Parting Words from Ken Ford
I have decided to step away from work.
This decision has been several years in the making, although I have — more or less effectively — avoided coming to this realization over that time.
Several life events have helped me realize that my ability to healthily — physically, mentally, and emotionally — balance my professional career with my personal life has become increasingly ineffective. Being somewhat older and somewhat wiser (or at least more aware of this lack of balance), I have come to the decision that to lead a healthier personal life, I need to step away from my career.
This is not an easy decision and, as I’ve said, I have been struggling to come to this point for several years. But once I allowed myself to see a life separate from my programming career, a lot of my anxiety and stress has eased.
I regret leaving in the middle of a project, but I think any “break up” (external or internal) is always challenging and will always feel ill-timed. In the interest of my health and serenity, this is the correct choice for me.
This decision has nothing to do with any individuals, teams, or projects. It has everything to do with me. I recently said, “Part (a lot?) of my [professional] success has been due to my frenetic pace, trying to outrun my self-doubt! And that just ain’t working any more.” I am tired, and want to “relax” and enjoy some quiet time, without work deadlines, without worrying that I am “failing”. Having never had any real computer science education (well, except for Introductory Pascal back in the early 80s!), I have always felt like an imposter. I feel I have succeeded by sheer dint of will, effort, and pace. At this point, I am exhausted.
I appreciate all who have shown me friendship, love, and support over the years. Almost to a person, I have been accepted and treated warmly throughout my career, and my current “crew” at Pistol Shrimp is no different. As I’ve stated, it’s not about “them” — it’s about me. I have never doubted the current and future success of any team I have been a part of, and that continues. But my future success needs to be based on more than my ability to think, react (and type!) quickly. Although slightly chagrined at realizing I’m just not producing work (or enjoyment) at the level I should be, I need to make this change.

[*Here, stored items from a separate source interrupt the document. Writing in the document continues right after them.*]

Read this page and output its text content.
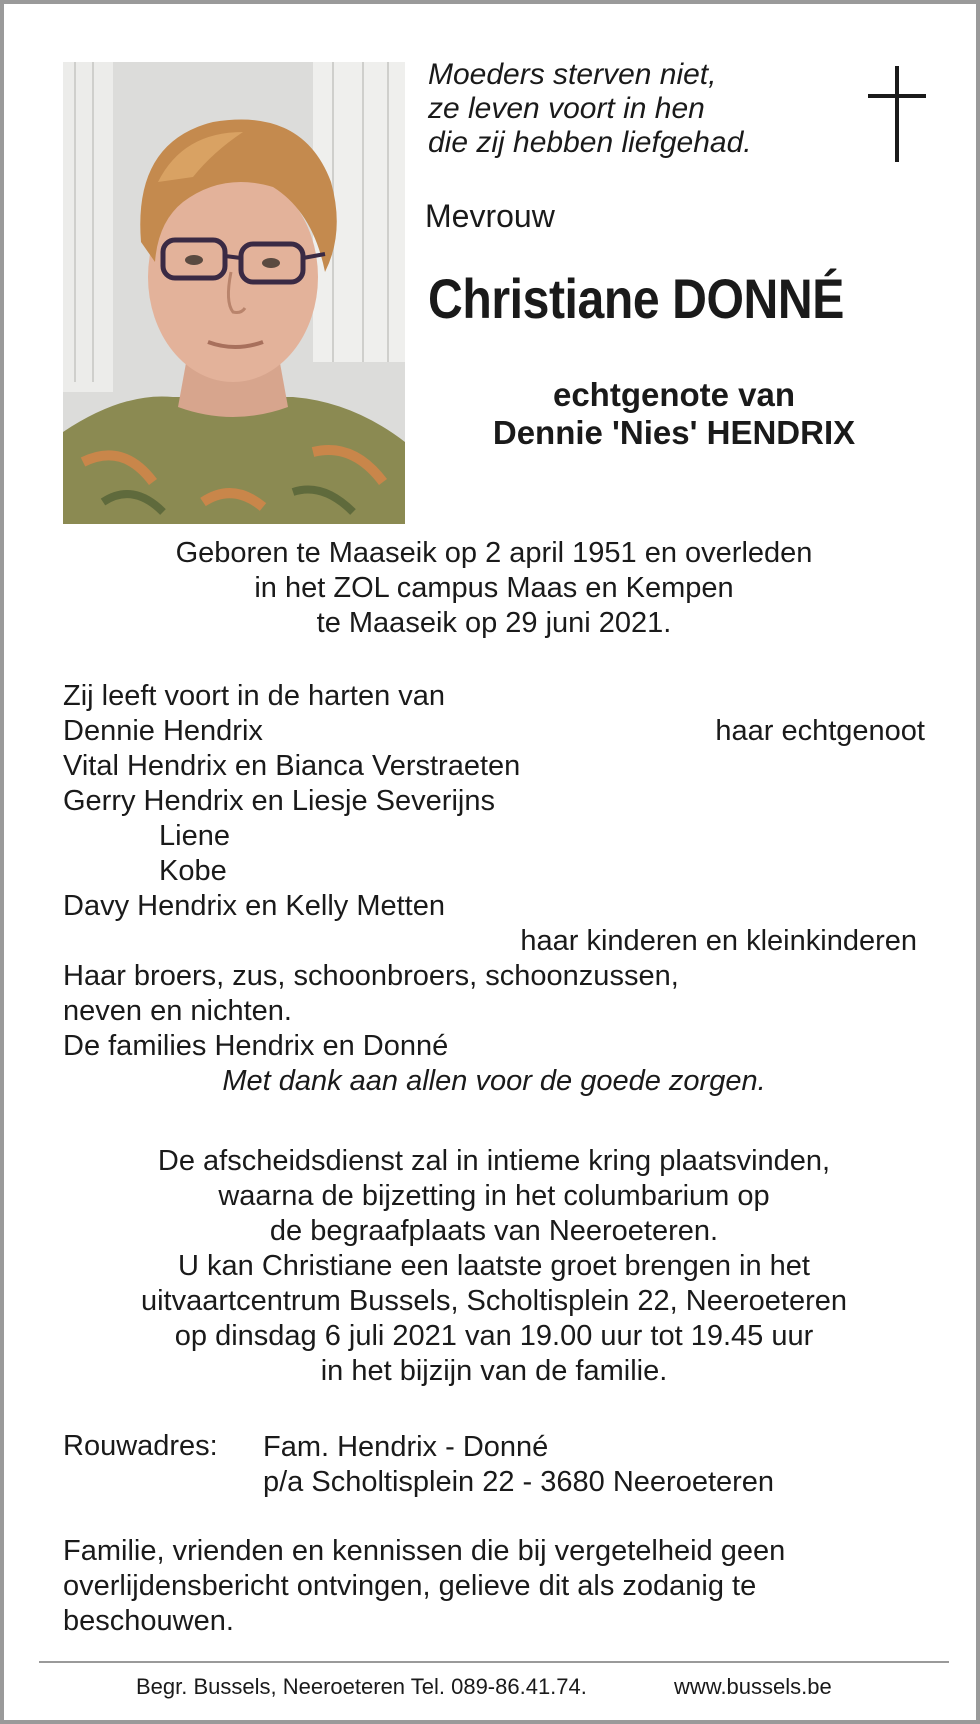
Moeders sterven niet,
ze leven voort in hen
die zij hebben liefgehad.
Mevrouw
Christiane DONNÉ
echtgenote van
Dennie 'Nies' HENDRIX
Geboren te Maaseik op 2 april 1951 en overleden
in het ZOL campus Maas en Kempen
te Maaseik op 29 juni 2021.
Zij leeft voort in de harten van
Dennie Hendrix	haar echtgenoot
Vital Hendrix en Bianca Verstraeten
Gerry Hendrix en Liesje Severijns
Liene
Kobe
Davy Hendrix en Kelly Metten
haar kinderen en kleinkinderen
Haar broers, zus, schoonbroers, schoonzussen,
neven en nichten.
De families Hendrix en Donné
Met dank aan allen voor de goede zorgen.
De afscheidsdienst zal in intieme kring plaatsvinden,
waarna de bijzetting in het columbarium op
de begraafplaats van Neeroeteren.
U kan Christiane een laatste groet brengen in het
uitvaartcentrum Bussels, Scholtisplein 22, Neeroeteren
op dinsdag 6 juli 2021 van 19.00 uur tot 19.45 uur
in het bijzijn van de familie.
Rouwadres: Fam. Hendrix - Donné
p/a Scholtisplein 22 - 3680 Neeroeteren
Familie, vrienden en kennissen die bij vergetelheid geen
overlijdensbericht ontvingen, gelieve dit als zodanig te
beschouwen.
Begr. Bussels, Neeroeteren Tel. 089-86.41.74.	www.bussels.be
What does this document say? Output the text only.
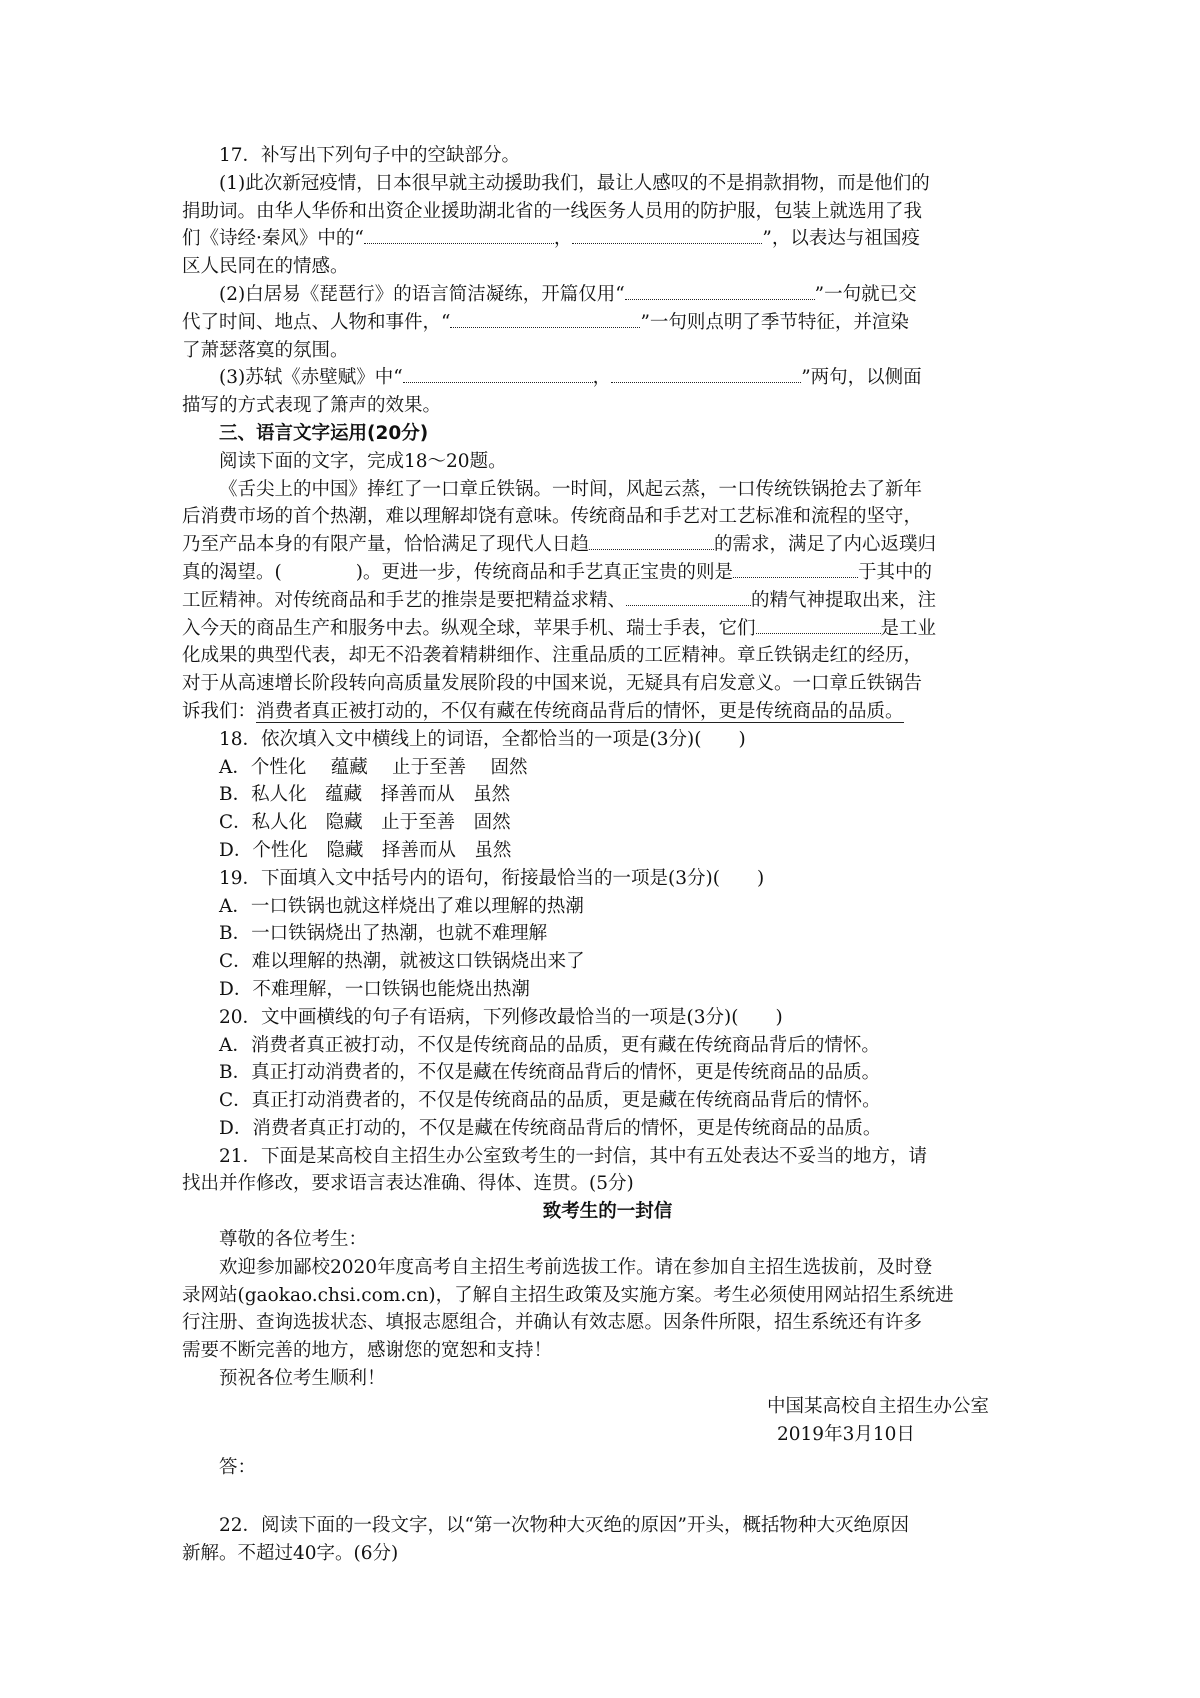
17．补写出下列句子中的空缺部分。
(1)此次新冠疫情，日本很早就主动援助我们，最让人感叹的不是捐款捐物，而是他们的
捐助词。由华人华侨和出资企业援助湖北省的一线医务人员用的防护服，包装上就选用了我
们《诗经·秦风》中的“	，	”，以表达与祖国疫
区人民同在的情感。
(2)白居易《琵琶行》的语言简洁凝练，开篇仅用“	”一句就已交
代了时间、地点、人物和事件，“	”一句则点明了季节特征，并渲染
了萧瑟落寞的氛围。
(3)苏轼《赤壁赋》中“	，	”两句，以侧面
描写的方式表现了箫声的效果。
三、语言文字运用(20分)
阅读下面的文字，完成18～20题。
《舌尖上的中国》捧红了一口章丘铁锅。一时间，风起云蒸，一口传统铁锅抢去了新年
后消费市场的首个热潮，难以理解却饶有意味。传统商品和手艺对工艺标准和流程的坚守，
乃至产品本身的有限产量，恰恰满足了现代人日趋	的需求，满足了内心返璞归
真的渴望。(　　　　)。更进一步，传统商品和手艺真正宝贵的则是	于其中的
工匠精神。对传统商品和手艺的推崇是要把精益求精、	的精气神提取出来，注
入今天的商品生产和服务中去。纵观全球，苹果手机、瑞士手表，它们	是工业
化成果的典型代表，却无不沿袭着精耕细作、注重品质的工匠精神。章丘铁锅走红的经历，
对于从高速增长阶段转向高质量发展阶段的中国来说，无疑具有启发意义。一口章丘铁锅告
诉我们：消费者真正被打动的，不仅有藏在传统商品背后的情怀，更是传统商品的品质。
18．依次填入文中横线上的词语，全都恰当的一项是(3分)(　　)
A．个性化　 蕴藏　 止于至善　 固然
B．私人化　蕴藏　择善而从　虽然
C．私人化　隐藏　止于至善　固然
D．个性化　隐藏　择善而从　虽然
19．下面填入文中括号内的语句，衔接最恰当的一项是(3分)(　　)
A．一口铁锅也就这样烧出了难以理解的热潮
B．一口铁锅烧出了热潮，也就不难理解
C．难以理解的热潮，就被这口铁锅烧出来了
D．不难理解，一口铁锅也能烧出热潮
20．文中画横线的句子有语病，下列修改最恰当的一项是(3分)(　　)
A．消费者真正被打动，不仅是传统商品的品质，更有藏在传统商品背后的情怀。
B．真正打动消费者的，不仅是藏在传统商品背后的情怀，更是传统商品的品质。
C．真正打动消费者的，不仅是传统商品的品质，更是藏在传统商品背后的情怀。
D．消费者真正打动的，不仅是藏在传统商品背后的情怀，更是传统商品的品质。
21．下面是某高校自主招生办公室致考生的一封信，其中有五处表达不妥当的地方，请
找出并作修改，要求语言表达准确、得体、连贯。(5分)
致考生的一封信
尊敬的各位考生：
欢迎参加鄙校2020年度高考自主招生考前选拔工作。请在参加自主招生选拔前，及时登
录网站(gaokao.chsi.com.cn)，了解自主招生政策及实施方案。考生必须使用网站招生系统进
行注册、查询选拔状态、填报志愿组合，并确认有效志愿。因条件所限，招生系统还有许多
需要不断完善的地方，感谢您的宽恕和支持！
预祝各位考生顺利！
中国某高校自主招生办公室
2019年3月10日
答：
22．阅读下面的一段文字，以“第一次物种大灭绝的原因”开头，概括物种大灭绝原因
新解。不超过40字。(6分)
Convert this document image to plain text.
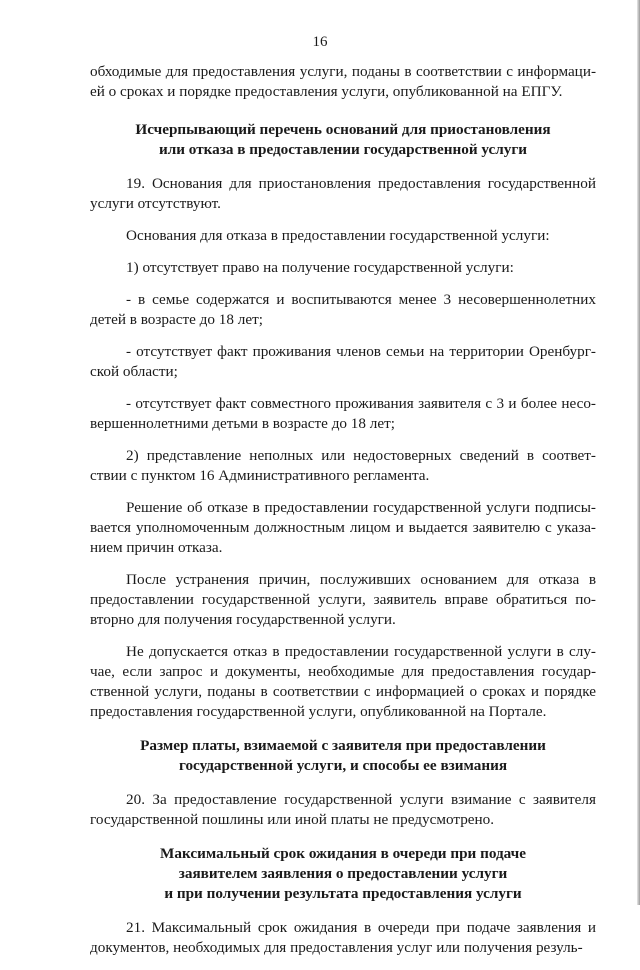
16

обходимые для предоставления услуги, поданы в соответствии с информаци-ей о сроках и порядке предоставления услуги, опубликованной на ЕПГУ.

Исчерпывающий перечень оснований для приостановления
или отказа в предоставлении государственной услуги

19. Основания для приостановления предоставления государственной услуги отсутствуют.

Основания для отказа в предоставлении государственной услуги:

1) отсутствует право на получение государственной услуги:

- в семье содержатся и воспитываются менее 3 несовершеннолетних детей в возрасте до 18 лет;

- отсутствует факт проживания членов семьи на территории Оренбург-ской области;

- отсутствует факт совместного проживания заявителя с 3 и более несо-вершеннолетними детьми в возрасте до 18 лет;

2) представление неполных или недостоверных сведений в соответ-ствии с пунктом 16 Административного регламента.

Решение об отказе в предоставлении государственной услуги подписы-вается уполномоченным должностным лицом и выдается заявителю с указа-нием причин отказа.

После устранения причин, послуживших основанием для отказа в предоставлении государственной услуги, заявитель вправе обратиться по-вторно для получения государственной услуги.

Не допускается отказ в предоставлении государственной услуги в слу-чае, если запрос и документы, необходимые для предоставления государ-ственной услуги, поданы в соответствии с информацией о сроках и порядке предоставления государственной услуги, опубликованной на Портале.

Размер платы, взимаемой с заявителя при предоставлении
государственной услуги, и способы ее взимания

20. За предоставление государственной услуги взимание с заявителя государственной пошлины или иной платы не предусмотрено.

Максимальный срок ожидания в очереди при подаче
заявителем заявления о предоставлении услуги
и при получении результата предоставления услуги

21. Максимальный срок ожидания в очереди при подаче заявления и документов, необходимых для предоставления услуг или получения резуль-
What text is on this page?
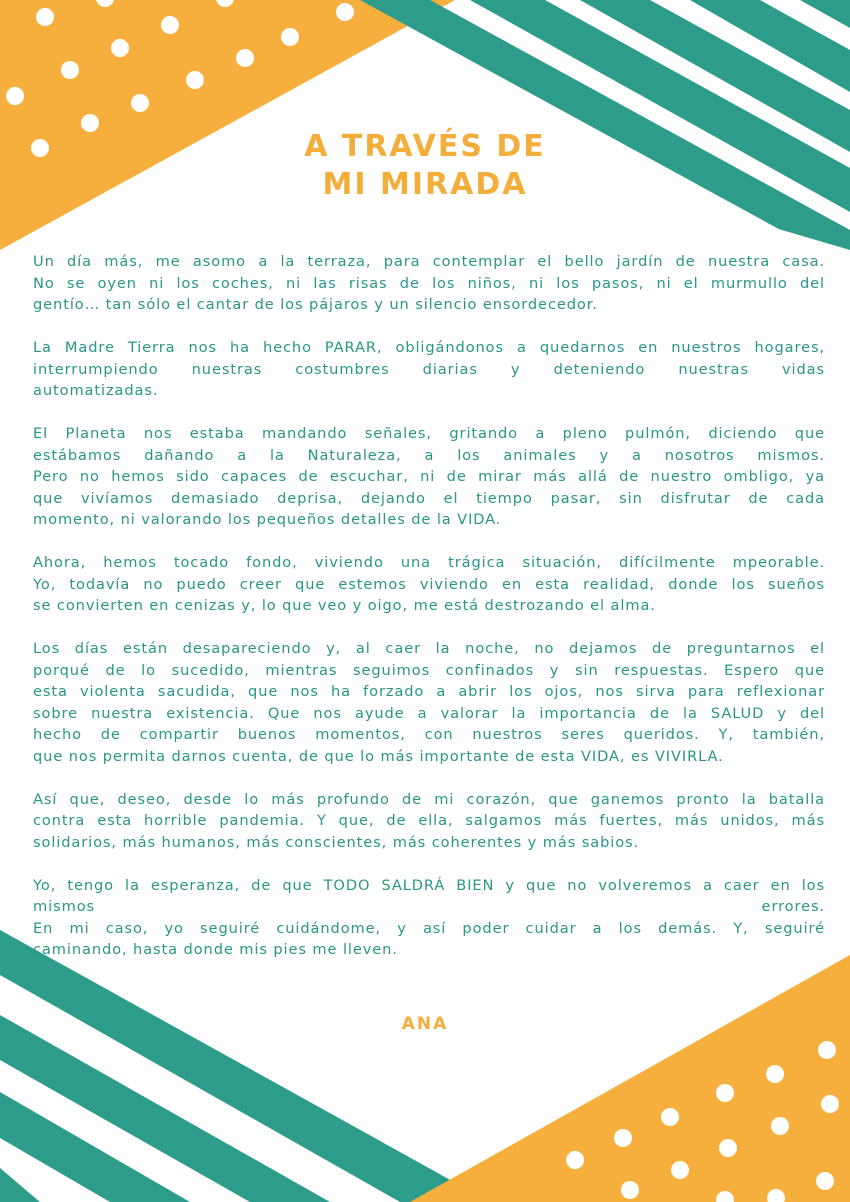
A TRAVÉS DE
MI MIRADA

Un día más, me asomo a la terraza, para contemplar el bello jardín de nuestra casa.
No se oyen ni los coches, ni las risas de los niños, ni los pasos, ni el murmullo del
gentío… tan sólo el cantar de los pájaros y un silencio ensordecedor.

La Madre Tierra nos ha hecho PARAR, obligándonos a quedarnos en nuestros hogares,
interrumpiendo nuestras costumbres diarias y deteniendo nuestras vidas
automatizadas.

El Planeta nos estaba mandando señales, gritando a pleno pulmón, diciendo que
estábamos dañando a la Naturaleza, a los animales y a nosotros mismos.
Pero no hemos sido capaces de escuchar, ni de mirar más allá de nuestro ombligo, ya
que vivíamos demasiado deprisa, dejando el tiempo pasar, sin disfrutar de cada
momento, ni valorando los pequeños detalles de la VIDA.

Ahora, hemos tocado fondo, viviendo una trágica situación, difícilmente mpeorable.
Yo, todavía no puedo creer que estemos viviendo en esta realidad, donde los sueños
se convierten en cenizas y, lo que veo y oigo, me está destrozando el alma.

Los días están desapareciendo y, al caer la noche, no dejamos de preguntarnos el
porqué de lo sucedido, mientras seguimos confinados y sin respuestas. Espero que
esta violenta sacudida, que nos ha forzado a abrir los ojos, nos sirva para reflexionar
sobre nuestra existencia. Que nos ayude a valorar la importancia de la SALUD y del
hecho de compartir buenos momentos, con nuestros seres queridos. Y, también,
que nos permita darnos cuenta, de que lo más importante de esta VIDA, es VIVIRLA.

Así que, deseo, desde lo más profundo de mi corazón, que ganemos pronto la batalla
contra esta horrible pandemia. Y que, de ella, salgamos más fuertes, más unidos, más
solidarios, más humanos, más conscientes, más coherentes y más sabios.

Yo, tengo la esperanza, de que TODO SALDRÁ BIEN y que no volveremos a caer en los
mismos errores.
En mi caso, yo seguiré cuidándome, y así poder cuidar a los demás. Y, seguiré
caminando, hasta donde mis pies me lleven.

ANA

Work has defined me for decades. That is probably unhealthy to the extreme to which I took it. I am grateful for what my career has afforded me, but I am relieved to look at a life beyond work. I suppose I may miss the daily challenges of work. Then again, maybe not! But I am looking forward to different challenges: helping my kids build their careers/lives, reading all those books I’ve been meaning to (and maybe getting the gumption to try writing one myself?!), becoming world renowned for my fantasy sports success 🙂. Mostly, though, I’m simply looking forward to not feeling inadequate for and overwhelmed by the tasks in front of me, whatever they may be.
Thanks again to any and all who have trudged alongside me on this journey. I couldn’t have done it without you!